Ahmad tohari adalah pengarang asal Banyumas, pada tahun
1980-an sampai tahun 2000-an ia produktif menghasilkan tulisan baik cerpen
maupun novel. Ronggeng Dukuh Paruk menjadi salah satu karya yang berhasil ia
selesaikan sekitar tahun 1982. Pun masih terdapat karya lain yang menjadi
rangkaian seri trilogi novel ini, yaitu Lintang Kemukus Dini Hari (1985) dan
Jentera Bianglala (1986). Banyak penghargaan yang telah ia dapatkan, baik dari
menjadi pemenang sayembara ,hadiah sastra dan hadiah yayasan buku utama serta
karya-karyanya sudah banyak dialihbahasakan dan dialihmediakan menjadi film.

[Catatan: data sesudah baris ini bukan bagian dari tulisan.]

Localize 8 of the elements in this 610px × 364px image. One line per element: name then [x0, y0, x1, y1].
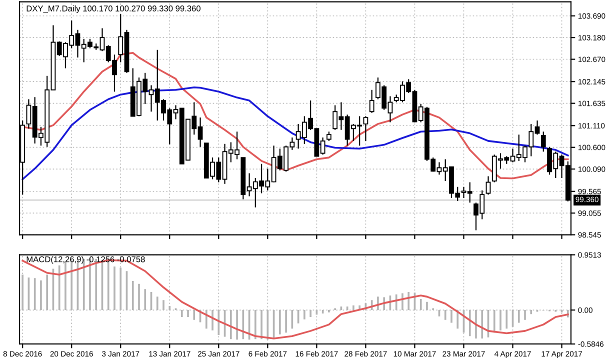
candlestick [540, 131, 546, 152]
chart-title: MACD(12,26,9) -0.1256 -0.0758 [26, 256, 145, 264]
chart-title: DXY_M7.Daily 100.170 100.270 99.330 99.360 [26, 5, 200, 14]
line-series [22, 86, 569, 180]
candlestick [486, 176, 491, 196]
candlestick [326, 131, 332, 142]
candlestick [363, 116, 368, 142]
candlestick [369, 89, 374, 114]
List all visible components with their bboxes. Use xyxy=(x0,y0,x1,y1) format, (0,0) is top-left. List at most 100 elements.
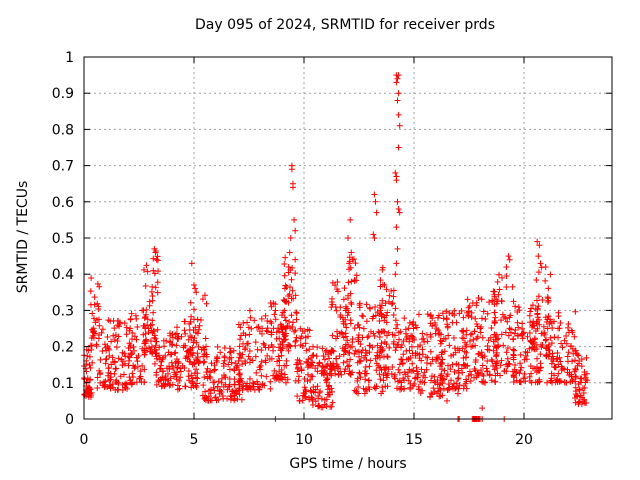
data-point xyxy=(500,342,507,349)
data-point xyxy=(97,370,104,377)
data-point xyxy=(493,352,500,359)
data-point xyxy=(282,282,289,289)
data-point xyxy=(495,335,502,342)
data-point xyxy=(154,279,161,286)
data-point xyxy=(149,297,156,304)
data-point xyxy=(257,366,264,373)
data-point xyxy=(450,335,457,342)
data-point xyxy=(285,341,292,348)
data-point xyxy=(342,303,349,310)
data-point xyxy=(531,339,538,346)
data-point xyxy=(239,361,246,368)
data-point xyxy=(466,338,473,345)
data-point xyxy=(462,362,469,369)
data-point xyxy=(363,356,370,363)
data-point xyxy=(143,262,150,269)
data-point xyxy=(198,346,205,353)
data-point xyxy=(272,307,279,314)
data-point xyxy=(449,383,456,390)
data-point xyxy=(356,369,363,376)
data-point xyxy=(372,312,379,319)
data-point xyxy=(151,328,158,335)
data-point xyxy=(405,369,412,376)
data-point xyxy=(462,339,469,346)
data-point xyxy=(403,347,410,354)
data-point xyxy=(494,298,501,305)
data-point xyxy=(412,350,419,357)
data-point xyxy=(251,386,258,393)
data-point xyxy=(546,316,553,323)
data-point xyxy=(195,359,202,366)
data-point xyxy=(207,390,214,397)
data-point xyxy=(484,343,491,350)
data-point xyxy=(506,256,513,263)
data-point xyxy=(188,260,195,267)
data-point xyxy=(287,235,294,241)
data-point xyxy=(292,256,299,263)
data-point xyxy=(517,367,524,374)
data-point xyxy=(103,355,110,362)
data-point xyxy=(294,365,301,372)
data-point xyxy=(559,344,566,351)
data-point xyxy=(510,298,517,305)
data-point xyxy=(292,292,299,299)
data-point xyxy=(472,315,479,322)
data-point xyxy=(360,313,367,320)
data-point xyxy=(273,375,280,382)
data-point xyxy=(376,317,383,324)
data-point xyxy=(232,387,239,394)
data-point xyxy=(433,390,440,397)
data-point xyxy=(312,365,319,372)
data-point xyxy=(177,368,184,375)
data-point xyxy=(144,268,151,275)
data-point xyxy=(348,301,355,308)
data-point xyxy=(307,376,314,383)
data-point xyxy=(332,304,339,311)
data-point xyxy=(281,314,288,321)
data-point xyxy=(260,340,267,347)
data-point xyxy=(288,295,295,302)
data-point xyxy=(474,372,481,379)
data-point xyxy=(131,365,138,372)
data-point xyxy=(268,303,275,310)
data-point xyxy=(96,283,103,290)
data-point xyxy=(351,277,358,284)
data-point xyxy=(275,353,282,360)
data-point xyxy=(161,343,168,350)
data-point xyxy=(526,312,533,319)
data-point xyxy=(440,315,447,322)
data-point xyxy=(555,313,562,320)
data-point xyxy=(110,332,117,339)
data-point xyxy=(258,315,265,322)
data-point xyxy=(445,362,452,369)
data-point xyxy=(142,314,149,321)
data-point xyxy=(268,329,275,336)
data-point xyxy=(305,371,312,378)
data-point xyxy=(354,375,361,382)
data-point xyxy=(100,378,107,385)
data-point xyxy=(397,386,404,393)
data-point xyxy=(330,360,337,367)
data-point xyxy=(505,253,512,260)
data-point xyxy=(297,325,304,332)
data-points xyxy=(81,72,591,422)
data-point xyxy=(279,341,286,348)
data-point xyxy=(557,320,564,327)
data-point xyxy=(394,385,401,392)
data-point xyxy=(155,352,162,359)
data-point xyxy=(108,374,115,381)
data-point xyxy=(394,198,401,205)
data-point xyxy=(415,311,422,318)
data-point xyxy=(437,331,444,338)
data-point xyxy=(558,378,565,385)
data-point xyxy=(418,357,425,364)
data-point xyxy=(401,369,408,376)
data-point xyxy=(502,315,509,322)
data-point xyxy=(343,324,350,331)
data-point xyxy=(113,344,120,351)
data-point xyxy=(392,347,399,354)
data-point xyxy=(211,366,218,373)
data-point xyxy=(557,358,564,365)
data-point xyxy=(519,332,526,339)
data-point xyxy=(105,317,112,324)
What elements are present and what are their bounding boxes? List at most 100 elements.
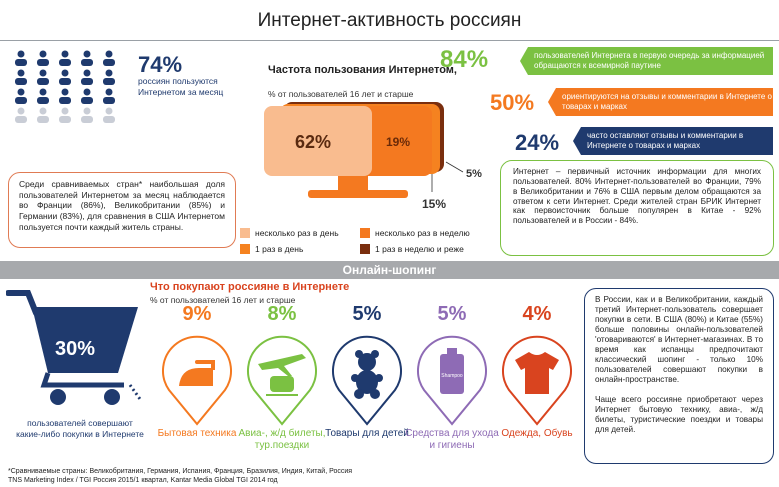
monthly-users-text: россиян пользуются Интернетом за месяц — [138, 76, 224, 97]
person-icon — [39, 69, 47, 77]
person-icon — [59, 116, 71, 123]
shopping-info-paragraph-1: В России, как и в Великобритании, каждый… — [595, 295, 763, 384]
stat-50-text: ориентируются на отзывы и комментарии в … — [548, 88, 773, 116]
slice-label-19: 19% — [386, 135, 410, 149]
category-pin — [247, 335, 317, 426]
person-icon — [83, 50, 91, 58]
legend-item: несколько раз в неделю — [360, 228, 470, 238]
legend-swatch — [360, 244, 370, 254]
compare-box: Среди сравниваемых стран* наибольшая дол… — [8, 172, 236, 248]
person-icon — [15, 78, 27, 85]
frequency-legend: несколько раз в день несколько раз в нед… — [240, 228, 510, 258]
slice-62 — [264, 106, 372, 176]
person-icon — [61, 50, 69, 58]
person-icon — [83, 69, 91, 77]
person-icon — [81, 97, 93, 104]
person-icon — [59, 78, 71, 85]
person-icon — [17, 88, 25, 96]
person-icon — [61, 107, 69, 115]
buy-title: Что покупают россияне в Интернете — [150, 281, 350, 293]
person-icon — [15, 59, 27, 66]
person-icon — [103, 78, 115, 85]
people-icon — [15, 50, 115, 123]
person-icon — [105, 88, 113, 96]
person-icon — [61, 88, 69, 96]
category-kids: 5% Товары для детей — [325, 303, 409, 439]
person-icon — [39, 88, 47, 96]
train-plane-icon — [258, 354, 306, 396]
section-band: Онлайн-шопинг — [0, 261, 779, 279]
slice-label-15: 15% — [422, 197, 447, 211]
stat-84-value: 84% — [440, 46, 489, 73]
person-icon — [61, 69, 69, 77]
legend-swatch — [240, 228, 250, 238]
person-icon — [83, 107, 91, 115]
cart-text: пользователей совершают какие-либо покуп… — [16, 418, 144, 439]
shopping-info-box: В России, как и в Великобритании, каждый… — [584, 288, 774, 464]
teddy-bear-icon — [351, 350, 383, 399]
category-clothes: 4% Одежда, Обувь — [495, 300, 579, 470]
person-icon — [39, 50, 47, 58]
person-icon — [37, 59, 49, 66]
legend-swatch — [360, 228, 370, 238]
frequency-title: Частота пользования Интернетом, — [268, 64, 457, 76]
person-icon — [15, 97, 27, 104]
person-icon — [81, 78, 93, 85]
legend-item: 1 раз в день — [240, 244, 303, 254]
category-pin — [502, 335, 572, 426]
cart-value: 30% — [55, 338, 96, 360]
category-pin — [332, 335, 402, 426]
category-travel: 8% Авиа-, ж/д билеты, тур.поездки — [238, 303, 326, 451]
tshirt-icon — [515, 352, 559, 394]
iron-icon — [179, 360, 215, 386]
stat-50-value: 50% — [490, 90, 535, 115]
person-icon — [105, 69, 113, 77]
person-icon — [15, 116, 27, 123]
title-divider — [0, 40, 779, 41]
legend-item: 1 раз в неделю и реже — [360, 244, 464, 254]
svg-text:Shampoo: Shampoo — [441, 373, 463, 379]
monitor-neck — [338, 176, 368, 190]
person-icon — [103, 59, 115, 66]
category-hygiene: 5% Shampoo Средства для ухода и гигиены — [405, 303, 499, 451]
category-pin: Shampoo — [417, 335, 487, 426]
category-pin — [162, 335, 232, 426]
person-icon — [81, 116, 93, 123]
stat-24-text: часто оставляют отзывы и комментарии в И… — [573, 127, 773, 155]
frequency-subtitle: % от пользователей 16 лет и старше — [268, 89, 414, 99]
monthly-users-value: 74% — [138, 52, 183, 77]
person-icon — [17, 69, 25, 77]
person-icon — [103, 116, 115, 123]
person-icon — [83, 88, 91, 96]
footnote-source: TNS Marketing Index / TGI Россия 2015/1 … — [8, 477, 278, 485]
page-title: Интернет-активность россиян — [257, 10, 522, 31]
legend-swatch — [240, 244, 250, 254]
shopping-info-paragraph-2: Чаще всего россияне приобретают через Ин… — [595, 395, 763, 434]
person-icon — [105, 107, 113, 115]
person-icon — [37, 116, 49, 123]
buy-subtitle: % от пользователей 16 лет и старше — [150, 295, 296, 305]
stat-24-value: 24% — [515, 130, 560, 155]
person-icon — [59, 59, 71, 66]
person-icon — [37, 78, 49, 85]
person-icon — [103, 97, 115, 104]
slice-label-5: 5% — [466, 168, 482, 180]
shampoo-icon: Shampoo — [440, 348, 464, 394]
category-appliances: 9% Бытовая техника — [157, 303, 237, 439]
monitor-chart: 62% 19% — [264, 102, 464, 198]
person-icon — [37, 97, 49, 104]
slice-label-62: 62% — [295, 132, 331, 152]
person-icon — [105, 50, 113, 58]
info-box: Интернет – первичный источник информации… — [500, 160, 774, 256]
shopping-cart-icon — [6, 290, 142, 405]
footnote-countries: *Сравниваемые страны: Великобритания, Ге… — [8, 468, 353, 475]
legend-item: несколько раз в день — [240, 228, 339, 238]
person-icon — [17, 50, 25, 58]
person-icon — [81, 59, 93, 66]
person-icon — [59, 97, 71, 104]
stat-84-text: пользователей Интернета в первую очередь… — [520, 47, 773, 75]
person-icon — [39, 107, 47, 115]
monitor-base — [308, 190, 408, 198]
footnote: *Сравниваемые страны: Великобритания, Ге… — [8, 467, 568, 485]
person-icon — [17, 107, 25, 115]
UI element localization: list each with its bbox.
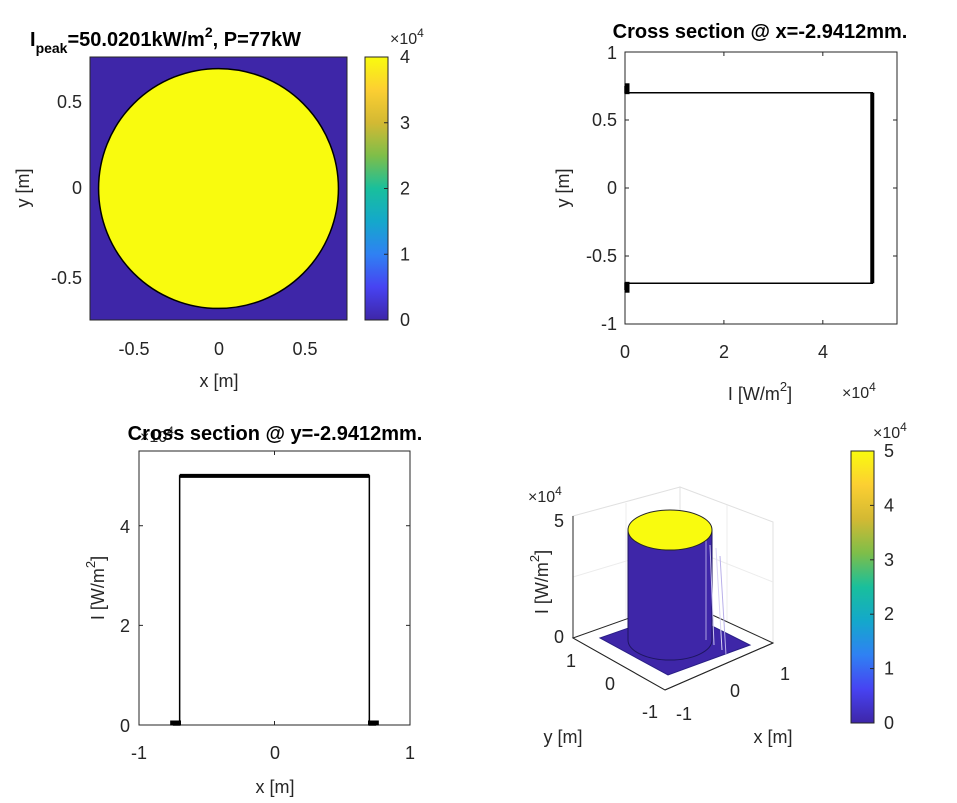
cross-x-ytick-label: 0.5: [592, 110, 617, 130]
cross-section-x-subplot: Cross section @ x=-2.9412mm. 0 2 4 1 0.5…: [553, 21, 907, 404]
surface-colorbar-tick-label: 3: [884, 550, 894, 570]
cross-x-ytick-label: 0: [607, 178, 617, 198]
cross-y-ytick-label: 0: [120, 716, 130, 736]
cross-y-xtick-label: 0: [270, 743, 280, 763]
heatmap-ylabel: y [m]: [13, 169, 33, 208]
cross-y-ylabel: I [W/m2]: [83, 556, 108, 620]
heatmap-title: Ipeak=50.0201kW/m2, P=77kW: [30, 24, 301, 56]
cross-x-xlabel: I [W/m2]: [728, 379, 792, 404]
surface-colorbar-tick-label: 2: [884, 604, 894, 624]
heatmap-ytick-label: 0.5: [57, 92, 82, 112]
surface-ylabel: y [m]: [544, 727, 583, 747]
cross-y-ticks: [138, 451, 411, 726]
surface-cylinder-body: [627, 529, 713, 661]
heatmap-colorbar-exponent: ×104: [390, 26, 424, 48]
heatmap-colorbar-tick-label: 3: [400, 113, 410, 133]
surface-ytick-label: 1: [566, 651, 576, 671]
surface-xtick-label: 1: [780, 664, 790, 684]
cross-x-title: Cross section @ x=-2.9412mm.: [613, 21, 908, 43]
heatmap-xtick-label: 0.5: [292, 339, 317, 359]
cross-y-ytick-label: 2: [120, 616, 130, 636]
heatmap-xtick-label: -0.5: [118, 339, 149, 359]
surface-xlabel: x [m]: [754, 727, 793, 747]
surface-z-exponent: ×104: [528, 484, 562, 506]
cross-x-ticks: [624, 51, 897, 325]
heatmap-xtick-label: 0: [214, 339, 224, 359]
surface-colorbar-tick-label: 5: [884, 441, 894, 461]
surface-cylinder-top: [627, 509, 713, 551]
surface-ytick-label: 0: [605, 674, 615, 694]
cross-y-exponent: ×104: [140, 424, 174, 446]
cross-x-xtick-label: 2: [719, 342, 729, 362]
surface-colorbar-tick-label: 4: [884, 495, 894, 515]
surface-x-axis: [664, 642, 774, 691]
cross-x-axes-box: [624, 51, 898, 325]
heatmap-colorbar-ticks: 0 1 2 3 4: [384, 47, 410, 330]
heatmap-colorbar-tick-label: 4: [400, 47, 410, 67]
surface-ytick-label: -1: [642, 702, 658, 722]
cross-section-y-subplot: ×104 Cross section @ y=-2.9412mm. -1 0 1…: [83, 423, 422, 797]
heatmap-colorbar-tick-label: 0: [400, 310, 410, 330]
cross-y-axes-box: [138, 450, 411, 726]
heatmap-xlabel: x [m]: [200, 371, 239, 391]
heatmap-axes-box: [89, 56, 348, 321]
cross-x-ytick-label: 1: [607, 43, 617, 63]
cross-y-xtick-label: 1: [405, 743, 415, 763]
surface-colorbar-exponent: ×104: [873, 420, 907, 442]
surface-cylinder-shade: [719, 555, 727, 656]
cross-x-ytick-label: -0.5: [586, 246, 617, 266]
surface-colorbar-ticks: 0 1 2 3 4 5: [870, 441, 894, 733]
surface-colorbar-tick-label: 0: [884, 713, 894, 733]
heatmap-colorbar-tick-label: 1: [400, 244, 410, 264]
surface-xtick-label: -1: [676, 704, 692, 724]
cross-x-exponent: ×104: [842, 380, 876, 402]
cross-x-xtick-label: 4: [818, 342, 828, 362]
surface-ztick-label: 5: [554, 511, 564, 531]
heatmap-colorbar-tick-label: 2: [400, 179, 410, 199]
surface-ztick-label: 0: [554, 627, 564, 647]
surface-cylinder-shade: [709, 544, 715, 646]
surface-colorbar: [850, 450, 875, 724]
heatmap-ytick-label: 0: [72, 178, 82, 198]
heatmap-subplot: Ipeak=50.0201kW/m2, P=77kW -0.5 0 0.5 0.…: [13, 24, 424, 391]
cross-x-ytick-label: -1: [601, 314, 617, 334]
surface-colorbar-tick-label: 1: [884, 659, 894, 679]
surface-xtick-label: 0: [730, 681, 740, 701]
heatmap-disk: [97, 67, 340, 310]
cross-x-ylabel: y [m]: [553, 169, 573, 208]
cross-y-xlabel: x [m]: [256, 777, 295, 797]
surface-y-axis: [572, 637, 666, 691]
cross-y-xtick-label: -1: [131, 743, 147, 763]
cross-x-xtick-label: 0: [620, 342, 630, 362]
surface-zlabel: I [W/m2]: [527, 550, 552, 614]
cross-y-ytick-label: 4: [120, 517, 130, 537]
surface-cylinder-shade: [715, 547, 723, 651]
heatmap-ytick-label: -0.5: [51, 268, 82, 288]
cross-y-title: Cross section @ y=-2.9412mm.: [128, 423, 423, 445]
surface-subplot: ×104 5 0 I [W/m2] 1 0 -1 -1 0 1 y [m] x …: [527, 420, 907, 747]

Karya yang mengangkat kisah pergulatan penari ronggeng di Dukuh
Paruk ini amat sarat dengan kesatirannya yang lembut dalam menguak tragedi tahun
’60-an namun dengan pemaparan yang khas dengan nuansa alam dan pedesaan. Hal
itu terjadi juga pada karya-karya Ahmad tohari yang lain seperti di kaki bukit
cibalak “Di sekitar kaki
Bukit Cibalak, tenaga kerbau telah
digantikan traktor-traktor tangan. Burung-burung kucica yang telah turun
temurun mendaulat belukar puyengan itu terpaksa hijrah ke semak-semak kerontang
yang menjadi batas antara Bukit Cibalak dan Desa Tanggir di kakinya” Ahmad
Tohari (1986: 6).” Hal ini yang menjadi
bukti bahwa karya-karya Ahmad tohari sangat menjunjung nilai lokalitas tanpa
mengindahkan kritik terhadap lingkkungan di sekitarnya. Dan hal inilah yang
juga menjadi factor bahwa karya-karyanya masih hidup dan digemari lintas
generasi.
Nama Dukuh Paruk dipungut Ahmad Tohari sebagai latar terjadinya
berbagai fenomena masyarakat, pergulatan sejarah, juga ikon penggambaran
masyarakat yang masih terbelakang terlebih dalam memahami hiruk pikuk yang
melanda sebuah negara. Alih-alih peduli mereka digambarkan lebih asyik menjaga
tradisi dan mendirikan sendiri dunianya, pun dijelaskan luas daerahnya yang
kecil dan jumlah penduduk yang tinggal di 23 rumah yang sepertinya menjadi faktor
kekompakan mereka dalam mempertahankan adat dan tradisi mereka, mereka tak
terusik akan hal-hal berbau politik dan caruk maruknya negeri yang mereka
tinggali. Mereka hidup dengan damai tanpa kekhawatiran. “dari tempatnya yang tinggi
kedua burung bangau itu melihat Dukuh Paruk sebagai sebuah gerumbul kecil di
tengah padang yang amat luas. dengan daerah pemukiman terdekat, Dukuh Paruk
hanya dihubungkan oleh jaringam pematang sawah ,hampir dua kilometer
panjangnya. Dukuh Paruk kecil dan menyendiri. Dukuh Paruk yang menciptakan
kehidupannya sendiri” (hlm. 10).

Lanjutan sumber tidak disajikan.